The authors do not conduct any validation tests which might indicate that the posterior distributions reflect the uncertainty of the model parameters.
I similarly have a number of concerns about the authors split sample tests. First, the authors conclude that decreases in model performance upon validation of 11 and 21% are sufficiently small to indicate robust model performance. They refer to other studies where a similar decrease in performance was observed. However, the decision that 21% is ‘sufficiently small’ is completely subjective. The expected decrease will be a complex function of the number of observations and the degree of seasonality, variability and autocorrelation realised by the data. Therefore, the comparison with other studies is irrelevant. This being said, if I were to compare these values with the results of modelling exercises I have previously undertaken then I would consider 21% to be a relatively large decrease.
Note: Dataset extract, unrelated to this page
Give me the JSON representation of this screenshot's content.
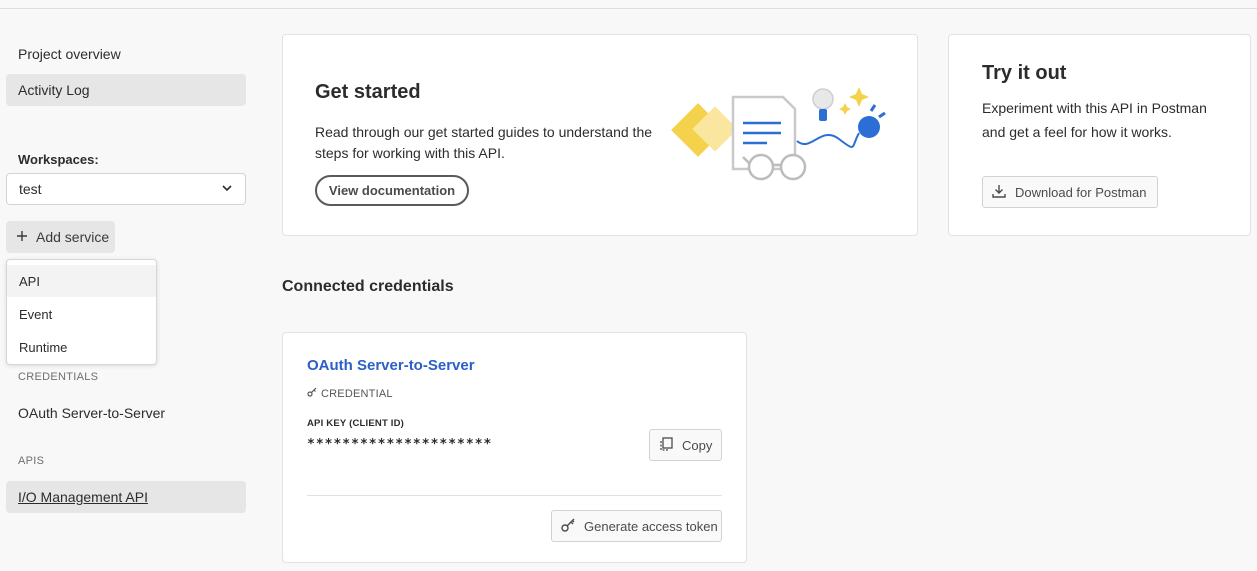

In their ‘Responses to comments’ document the authors describe how the KGE objective function “was chosen by trial and error comparing the simulation performances during calibration and validation obtained different objective functions (RMSE and other)”. This ‘trial and error’ approach very much concerns me. The validation data should not be involved with the model calibration in any way – this includes the decisions about how the model is calibrated and what objective function is used. In my opinion, the use of the validation data in this manner invalidates the authors’ split-sample tests. If the authors have infinite patience it is almost inevitable that they will eventually find a model calibration set up which yields results which they find pleasing. However, this setup is likely to be particular honed to the particular characteristics of the data they have used and is likely to perform less well as other data become available. |